L'homme-frontière, 2002

Récit photographique, commande du Conseil Général et Musées des Pays de l’Ain (2002)


La neige est tombée le long de la route départementale 122. Elle a repoussé les confins et révélé d’autres terres. Cette mise en scène donne un nouveau grain au paysage.
Des forces souterraines ont soulevé le triangle de terre enclavée, vestide réveillée.
Un chemin de ronde vacillant cerne les terres noires du sud où les genets se dessinent au fusain.
Plaque gelée en suspension au-dessus du ravin : appel de l’autre rive.
Sur le versant nord un chemin, devenu cascade gelée, serpente jusqu’au col.
Montagne au flanc redressé, mur blanc marqué d’un hiéroglyphe.
Onde gelée, coulée miroitante, dérive des continents qu’un accéléré nous rendrait visible, bouleversant nos besoins de frontières.
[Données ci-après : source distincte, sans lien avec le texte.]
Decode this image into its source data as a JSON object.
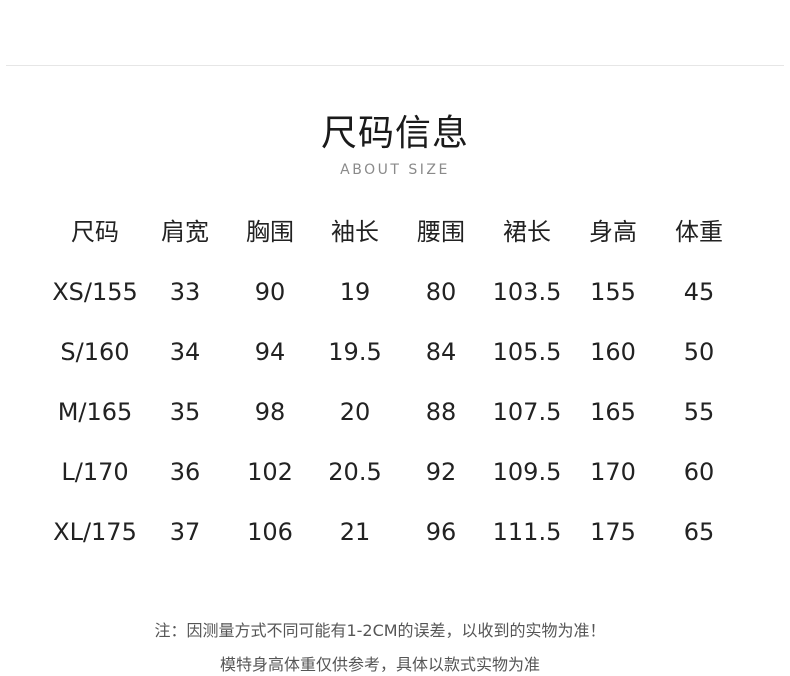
{
  "section": {
    "title": "尺码信息",
    "subtitle": "ABOUT SIZE"
  },
  "table": {
    "headers": [
      "尺码",
      "肩宽",
      "胸围",
      "袖长",
      "腰围",
      "裙长",
      "身高",
      "体重"
    ],
    "rows": [
      [
        "XS/155",
        "33",
        "90",
        "19",
        "80",
        "103.5",
        "155",
        "45"
      ],
      [
        "S/160",
        "34",
        "94",
        "19.5",
        "84",
        "105.5",
        "160",
        "50"
      ],
      [
        "M/165",
        "35",
        "98",
        "20",
        "88",
        "107.5",
        "165",
        "55"
      ],
      [
        "L/170",
        "36",
        "102",
        "20.5",
        "92",
        "109.5",
        "170",
        "60"
      ],
      [
        "XL/175",
        "37",
        "106",
        "21",
        "96",
        "111.5",
        "175",
        "65"
      ]
    ]
  },
  "notes": {
    "line1": "注：因测量方式不同可能有1-2CM的误差，以收到的实物为准！",
    "line2": "模特身高体重仅供参考，具体以款式实物为准"
  }
}
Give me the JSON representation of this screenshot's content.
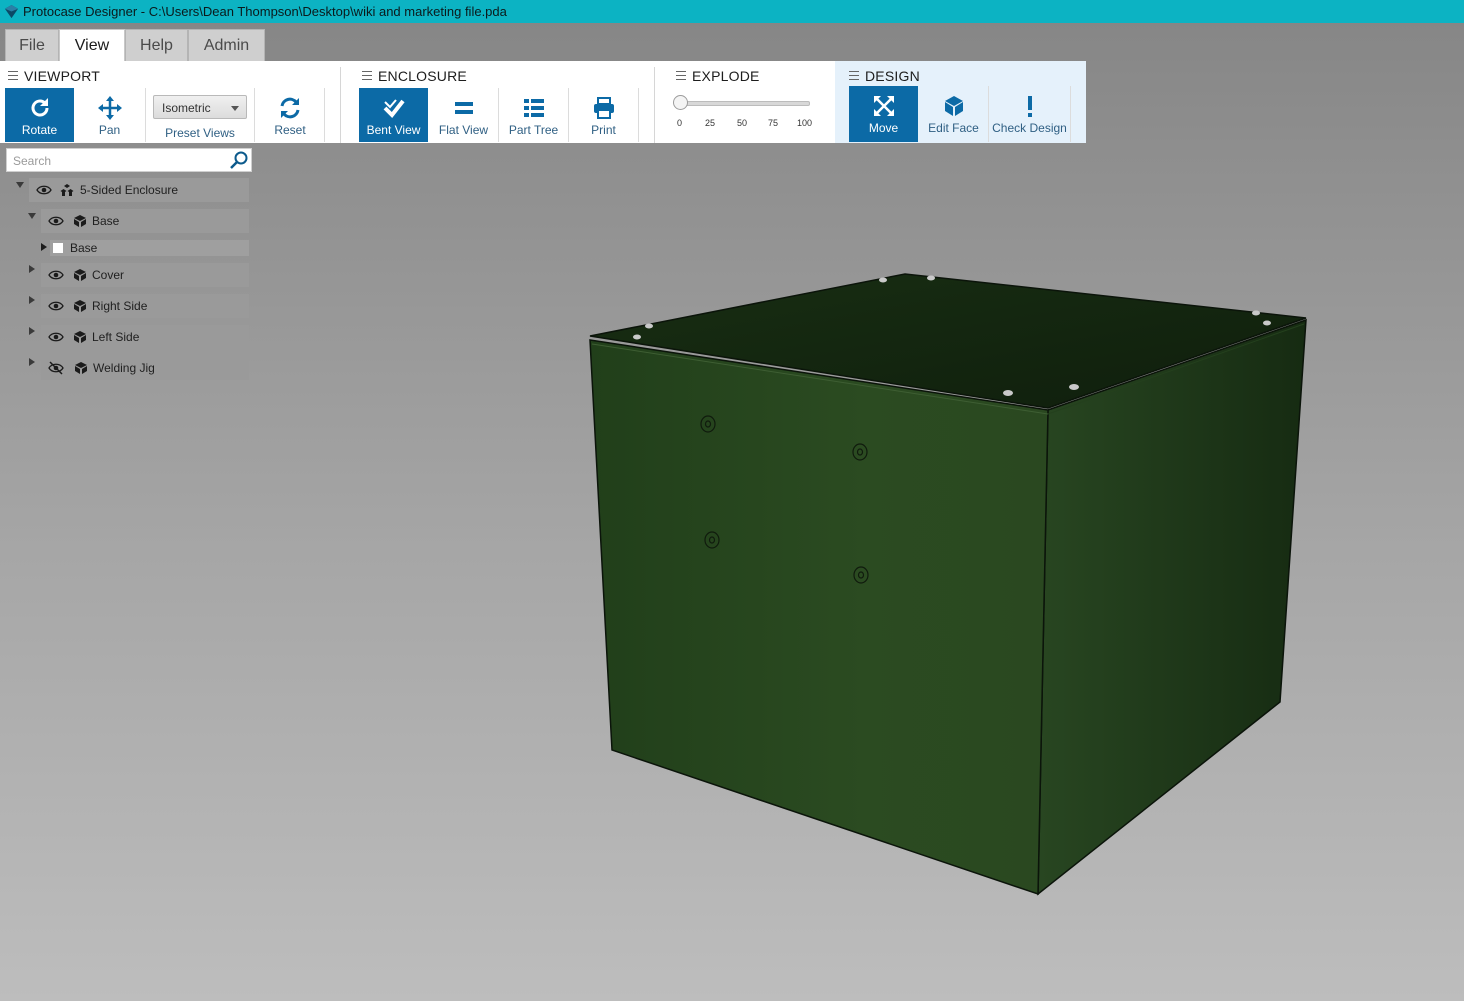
{
  "window": {
    "title": "Protocase Designer - C:\\Users\\Dean Thompson\\Desktop\\wiki and marketing file.pda",
    "titlebar_color": "#0cb3c3"
  },
  "menu_tabs": [
    {
      "label": "File",
      "active": false
    },
    {
      "label": "View",
      "active": true
    },
    {
      "label": "Help",
      "active": false
    },
    {
      "label": "Admin",
      "active": false
    }
  ],
  "ribbon": {
    "accent": "#0c6aa6",
    "viewport": {
      "title": "VIEWPORT",
      "rotate_label": "Rotate",
      "pan_label": "Pan",
      "preset_value": "Isometric",
      "preset_label": "Preset Views",
      "reset_label": "Reset"
    },
    "enclosure": {
      "title": "ENCLOSURE",
      "bent_view_label": "Bent View",
      "flat_view_label": "Flat View",
      "part_tree_label": "Part Tree",
      "print_label": "Print"
    },
    "explode": {
      "title": "EXPLODE",
      "value": 0,
      "ticks": [
        "0",
        "25",
        "50",
        "75",
        "100"
      ]
    },
    "design": {
      "title": "DESIGN",
      "move_label": "Move",
      "edit_face_label": "Edit Face",
      "check_design_label": "Check Design"
    }
  },
  "search": {
    "placeholder": "Search",
    "value": ""
  },
  "tree": {
    "root_label": "5-Sided Enclosure",
    "base_label": "Base",
    "base_child_label": "Base",
    "cover_label": "Cover",
    "right_side_label": "Right Side",
    "left_side_label": "Left Side",
    "welding_jig_label": "Welding Jig"
  },
  "model": {
    "panel_color": "#2b4a20"
  }
}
L’homme est témoin de cette métamorphose.
Un instant il s’est senti libre face à ce nouveau territoire, comme tombé au monde.
Quel paysage intérieur se dessine-t-il dans sa quête d’infini ? Lequel de ces chemins de traverse emprunte-t-il pour se hisser et repousser les limites du visible ?
Son dos vibre pour nous de ce mystère.

Il marche.
En arpentant il devient le jalon mobile du paysage, l’homme-frontière.
Sentinelle du monde, il reconstruit une autre carte : terre paradoxale, fluide et marquée de verticalité, en résonance avec son mental.

A la balance des deux terres, il réinvente la ligne de partage des eaux.